Does deleting a file remove it from git history?#

No. Deleting a file and committing removes it only from the latest version. Git never changes its earlier saved copies, so the version that still holds the file, and the secret, stays in your history. Getting rid of it for good means rewriting history, and even then you still have to replace the key.

Does making the repository private protect a leaked key?#

No. If the project was ever public, automated programs have very likely already copied the key, because they find exposed keys within minutes. The key is also still in the history for everyone who can see the project. Invalidate the key instead of relying on privacy.

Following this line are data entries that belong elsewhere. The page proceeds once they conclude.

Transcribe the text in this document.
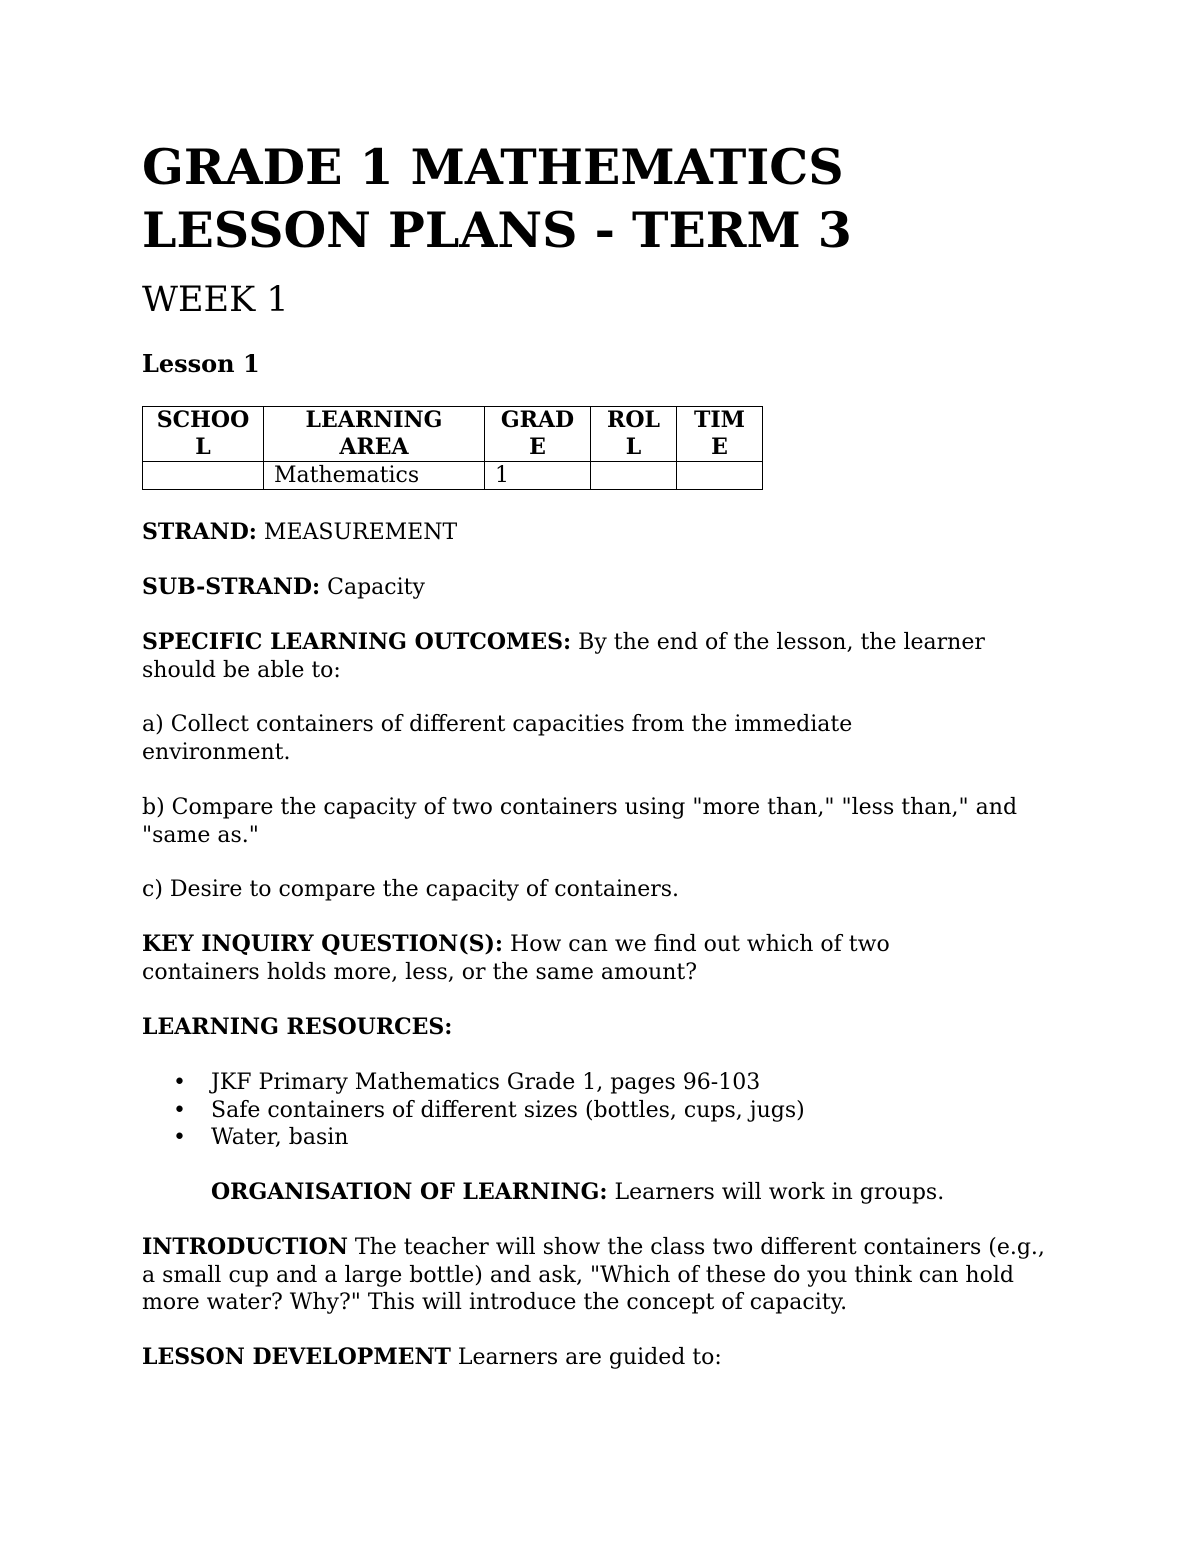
GRADE 1 MATHEMATICS LESSON PLANS - TERM 3
WEEK 1
Lesson 1
SCHOOL	LEARNING AREA	GRADE	ROLL	TIME

	Mathematics	1		

STRAND: MEASUREMENT

SUB-STRAND: Capacity

SPECIFIC LEARNING OUTCOMES: By the end of the lesson, the learner should be able to:

a) Collect containers of different capacities from the immediate environment.

b) Compare the capacity of two containers using "more than," "less than," and "same as."

c) Desire to compare the capacity of containers.

KEY INQUIRY QUESTION(S): How can we find out which of two containers holds more, less, or the same amount?

LEARNING RESOURCES:

• JKF Primary Mathematics Grade 1, pages 96-103
• Safe containers of different sizes (bottles, cups, jugs)
• Water, basin

ORGANISATION OF LEARNING: Learners will work in groups.

INTRODUCTION The teacher will show the class two different containers (e.g., a small cup and a large bottle) and ask, "Which of these do you think can hold more water? Why?" This will introduce the concept of capacity.

LESSON DEVELOPMENT Learners are guided to:
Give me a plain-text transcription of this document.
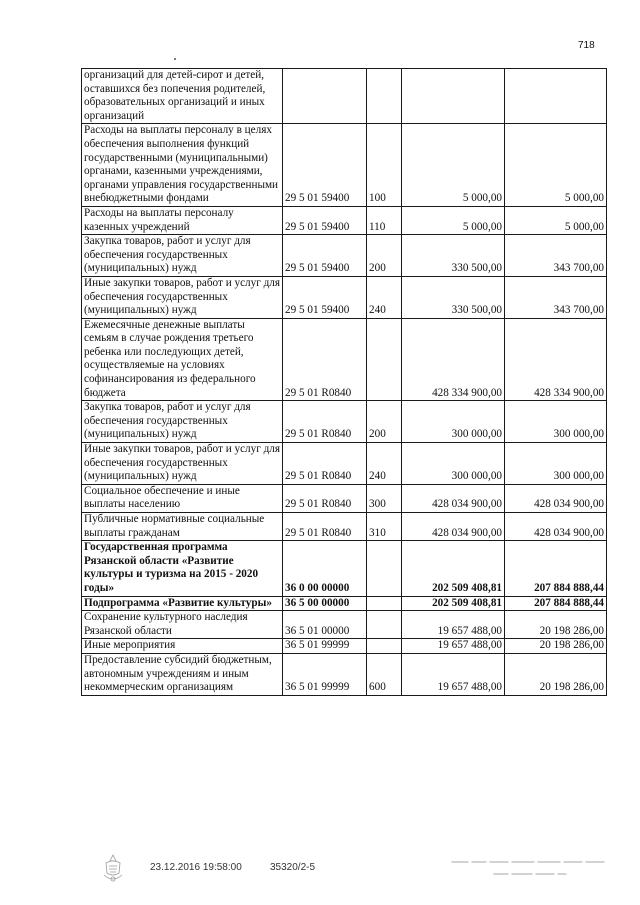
718
организаций для детей-сирот и детей, оставшихся без попечения родителей, образовательных организаций и иных организаций				
Расходы на выплаты персоналу в целях обеспечения выполнения функций государственными (муниципальными) органами, казенными учреждениями, органами управления государственными внебюджетными фондами	29 5 01 59400	100	5 000,00	5 000,00
Расходы на выплаты персоналу казенных учреждений	29 5 01 59400	110	5 000,00	5 000,00
Закупка товаров, работ и услуг для обеспечения государственных (муниципальных) нужд	29 5 01 59400	200	330 500,00	343 700,00
Иные закупки товаров, работ и услуг для обеспечения государственных (муниципальных) нужд	29 5 01 59400	240	330 500,00	343 700,00
Ежемесячные денежные выплаты семьям в случае рождения третьего ребенка или последующих детей, осуществляемые на условиях софинансирования из федерального бюджета	29 5 01 R0840		428 334 900,00	428 334 900,00
Закупка товаров, работ и услуг для обеспечения государственных (муниципальных) нужд	29 5 01 R0840	200	300 000,00	300 000,00
Иные закупки товаров, работ и услуг для обеспечения государственных (муниципальных) нужд	29 5 01 R0840	240	300 000,00	300 000,00
Социальное обеспечение и иные выплаты населению	29 5 01 R0840	300	428 034 900,00	428 034 900,00
Публичные нормативные социальные выплаты гражданам	29 5 01 R0840	310	428 034 900,00	428 034 900,00
Государственная программа Рязанской области «Развитие культуры и туризма на 2015 - 2020 годы»	36 0 00 00000		202 509 408,81	207 884 888,44
Подпрограмма «Развитие культуры»	36 5 00 00000		202 509 408,81	207 884 888,44
Сохранение культурного наследия Рязанской области	36 5 01 00000		19 657 488,00	20 198 286,00
Иные мероприятия	36 5 01 99999		19 657 488,00	20 198 286,00
Предоставление субсидий бюджетным, автономным учреждениям и иным некоммерческим организациям	36 5 01 99999	600	19 657 488,00	20 198 286,00
23.12.2016 19:58:00	35320/2-5
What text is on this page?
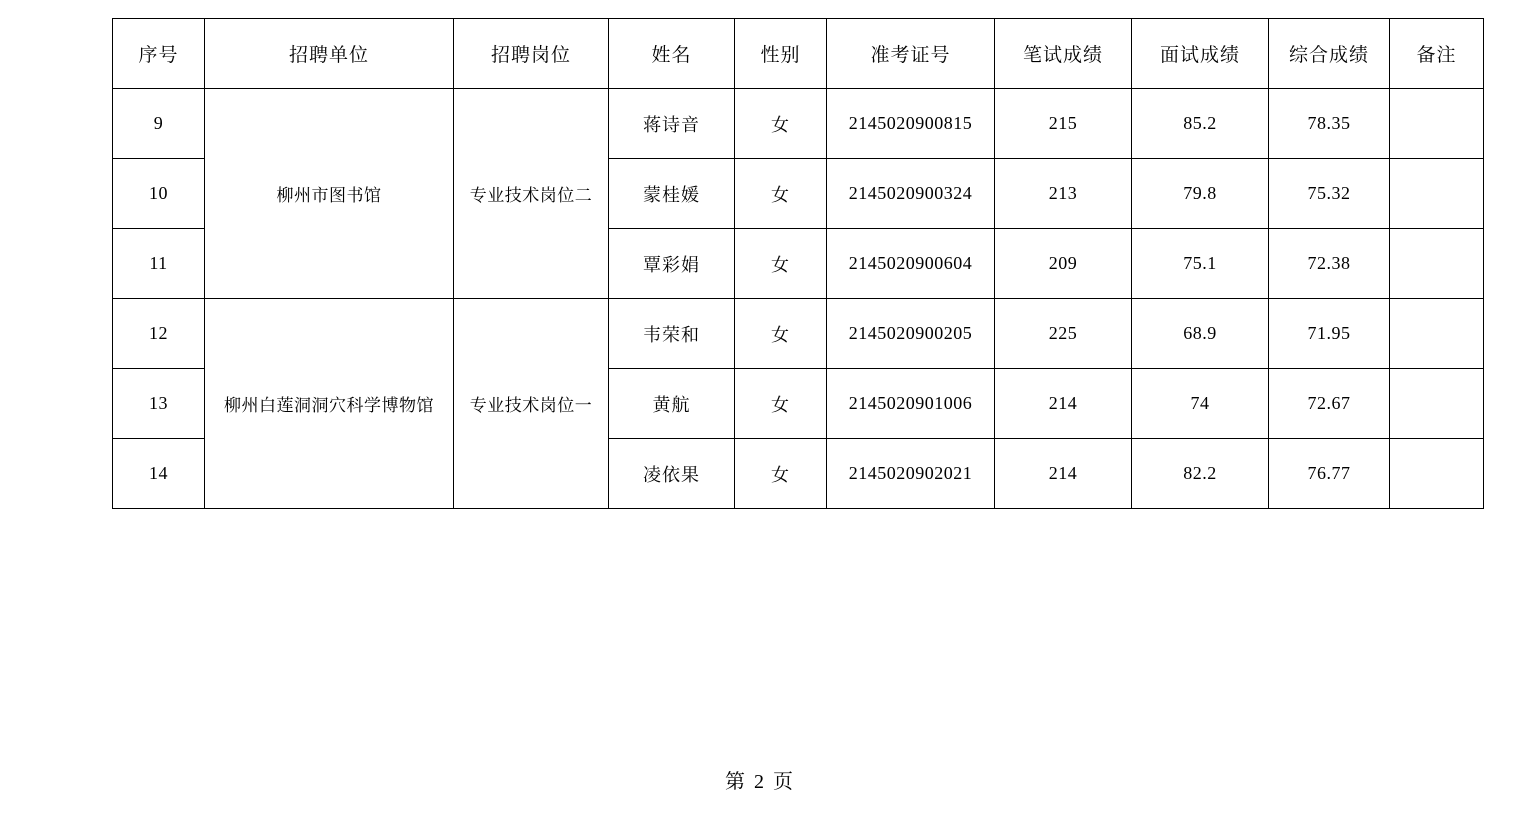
序号	招聘单位	招聘岗位	姓名	性别	准考证号	笔试成绩	面试成绩	综合成绩	备注
9	柳州市图书馆	专业技术岗位二	蒋诗音	女	2145020900815	215	85.2	78.35	
10			蒙桂媛	女	2145020900324	213	79.8	75.32	
11			覃彩娟	女	2145020900604	209	75.1	72.38	
12	柳州白莲洞洞穴科学博物馆	专业技术岗位一	韦荣和	女	2145020900205	225	68.9	71.95	
13			黄航	女	2145020901006	214	74	72.67	
14			凌依果	女	2145020902021	214	82.2	76.77	
第 2 页
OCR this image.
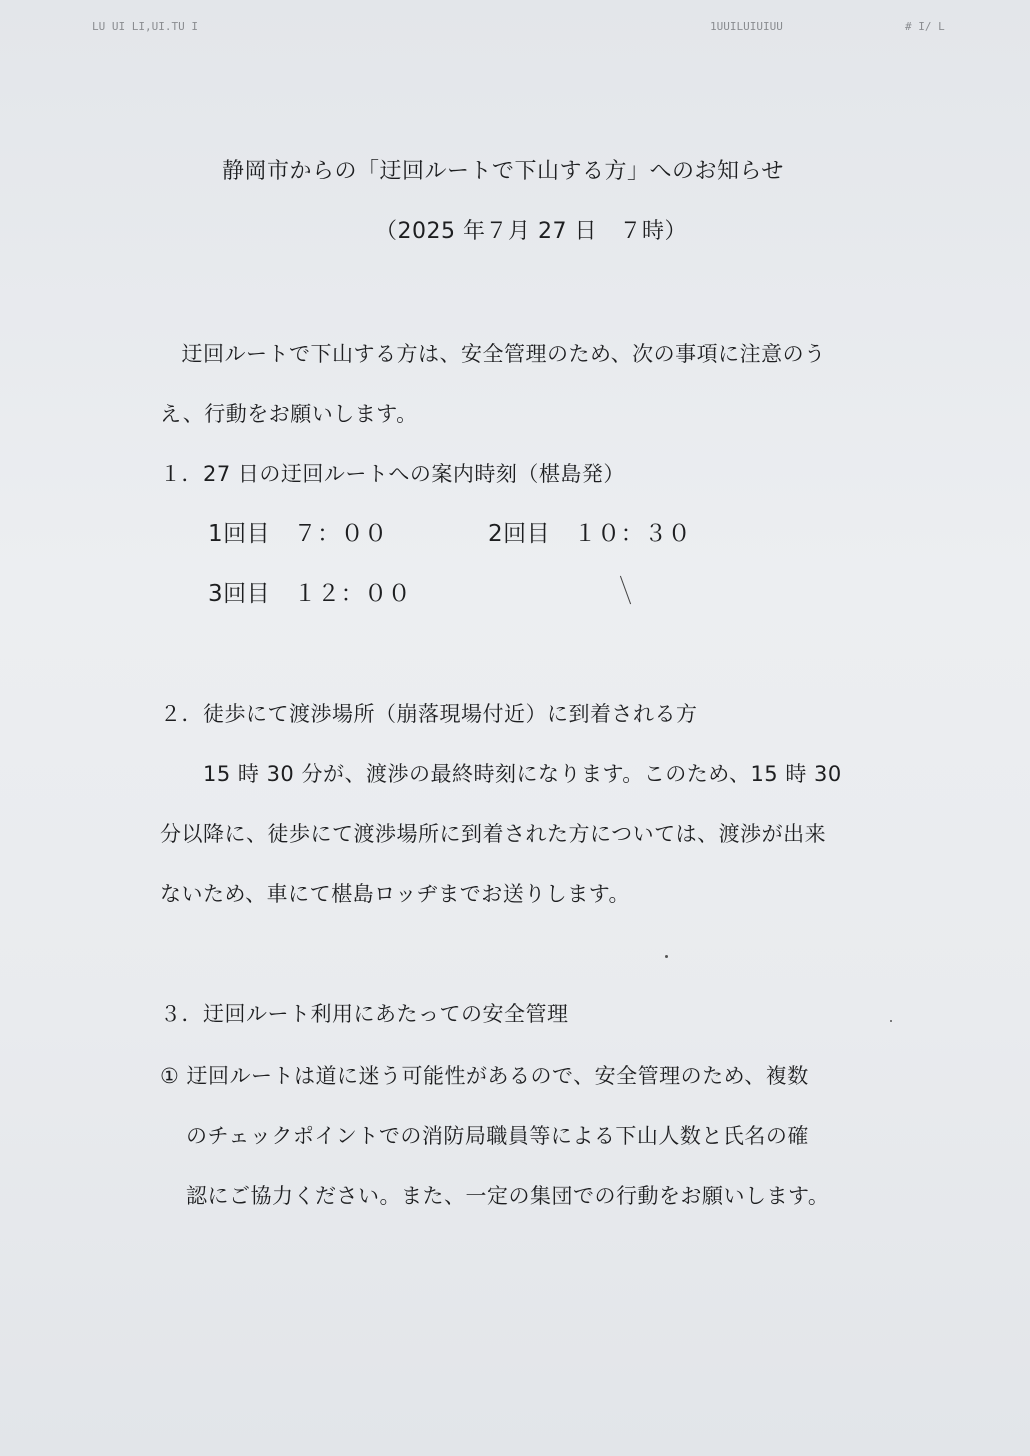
LU UI LI,UI.TU I	1UUILUIUIUU	# I/ L
静岡市からの「迂回ルートで下山する方」へのお知らせ
（2025 年７月 27 日　７時）
　迂回ルートで下山する方は、安全管理のため、次の事項に注意のう
え、行動をお願いします。
１．27 日の迂回ルートへの案内時刻（椹島発）
1回目　７：００	2回目　１０：３０
3回目　１２：００
２．徒歩にて渡渉場所（崩落現場付近）に到着される方
　　15 時 30 分が、渡渉の最終時刻になります。このため、15 時 30
分以降に、徒歩にて渡渉場所に到着された方については、渡渉が出来
ないため、車にて椹島ロッヂまでお送りします。
３．迂回ルート利用にあたっての安全管理
① 迂回ルートは道に迷う可能性があるので、安全管理のため、複数
のチェックポイントでの消防局職員等による下山人数と氏名の確
認にご協力ください。また、一定の集団での行動をお願いします。
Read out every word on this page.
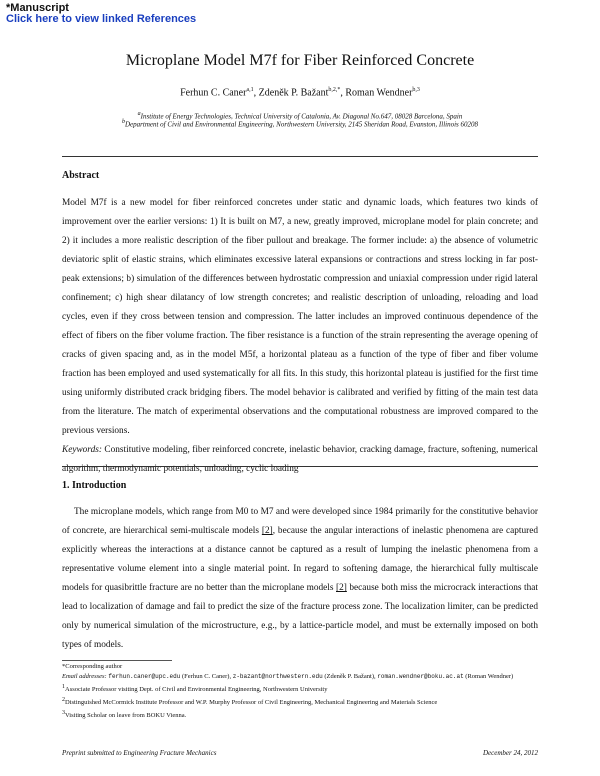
*Manuscript
Click here to view linked References
Microplane Model M7f for Fiber Reinforced Concrete
Ferhun C. Caner$^{a,1}$, Zdeněk P. Bažant$^{b,2,*}$, Roman Wendner$^{b,3}$
$^a$Institute of Energy Technologies, Technical University of Catalonia, Av. Diagonal No.647, 08028 Barcelona, Spain
$^b$Department of Civil and Environmental Engineering, Northwestern University, 2145 Sheridan Road, Evanston, Illinois 60208
Abstract
Model M7f is a new model for fiber reinforced concretes under static and dynamic loads, which features two kinds of improvement over the earlier versions: 1) It is built on M7, a new, greatly improved, microplane model for plain concrete; and 2) it includes a more realistic description of the fiber pullout and breakage. The former include: a) the absence of volumetric deviatoric split of elastic strains, which eliminates excessive lateral expansions or contractions and stress locking in far post-peak extensions; b) simulation of the differences between hydrostatic compression and uniaxial compression under rigid lateral confinement; c) high shear dilatancy of low strength concretes; and realistic description of unloading, reloading and load cycles, even if they cross between tension and compression. The latter includes an improved continuous dependence of the effect of fibers on the fiber volume fraction. The fiber resistance is a function of the strain representing the average opening of cracks of given spacing and, as in the model M5f, a horizontal plateau as a function of the type of fiber and fiber volume fraction has been employed and used systematically for all fits. In this study, this horizontal plateau is justified for the first time using uniformly distributed crack bridging fibers. The model behavior is calibrated and verified by fitting of the main test data from the literature. The match of experimental observations and the computational robustness are improved compared to the previous versions.
Keywords: Constitutive modeling, fiber reinforced concrete, inelastic behavior, cracking damage, fracture, softening, numerical algorithm, thermodynamic potentials, unloading, cyclic loading
1. Introduction
The microplane models, which range from M0 to M7 and were developed since 1984 primarily for the constitutive behavior of concrete, are hierarchical semi-multiscale models [2], because the angular interactions of inelastic phenomena are captured explicitly whereas the interactions at a distance cannot be captured as a result of lumping the inelastic phenomena from a representative volume element into a single material point. In regard to softening damage, the hierarchical fully multiscale models for quasibrittle fracture are no better than the microplane models [2] because both miss the microcrack interactions that lead to localization of damage and fail to predict the size of the fracture process zone. The localization limiter, can be predicted only by numerical simulation of the microstructure, e.g., by a lattice-particle model, and must be externally imposed on both types of models.
*Corresponding author
Email addresses: ferhun.caner@upc.edu (Ferhun C. Caner), z-bazant@northwestern.edu (Zdeněk P. Bažant), roman.wendner@boku.ac.at (Roman Wendner)
$^1$Associate Professor visiting Dept. of Civil and Environmental Engineering, Northwestern University
$^2$Distinguished McCormick Institute Professor and W.P. Murphy Professor of Civil Engineering, Mechanical Engineering and Materials Science
$^3$Visiting Scholar on leave from BOKU Vienna.
Preprint submitted to Engineering Fracture Mechanics	December 24, 2012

How do I remove a secret from git history?#

Rewrite your history with a tool like git-filter-repo or BFG Repo-Cleaner, then overwrite the copy on your git host. But rewriting history is not the fix: it does not reach forks or copies other people already made, and the key stays valid until you replace it. Replace the key first, then rewrite history if you still want the value gone.

Does git filter-repo or BFG make my leaked key safe?#

No. Those tools only rewrite your own copy of the history. They cannot reach forks, clones, or anything your git host has cached, and they do nothing to the key itself, which stays valid until you invalidate it. Replacing the key is what makes the exposure harmless.

Do I need to rotate my API key if I removed it from the code?#

Yes. Removing the key from your code, or even rewriting it out of your history, does not change the key itself, so it stays valid for anyone who already copied it. Rotating the key, invalidating the old one and issuing a new one, is the only step that ends the exposure. It is the same action this page calls replacing the key.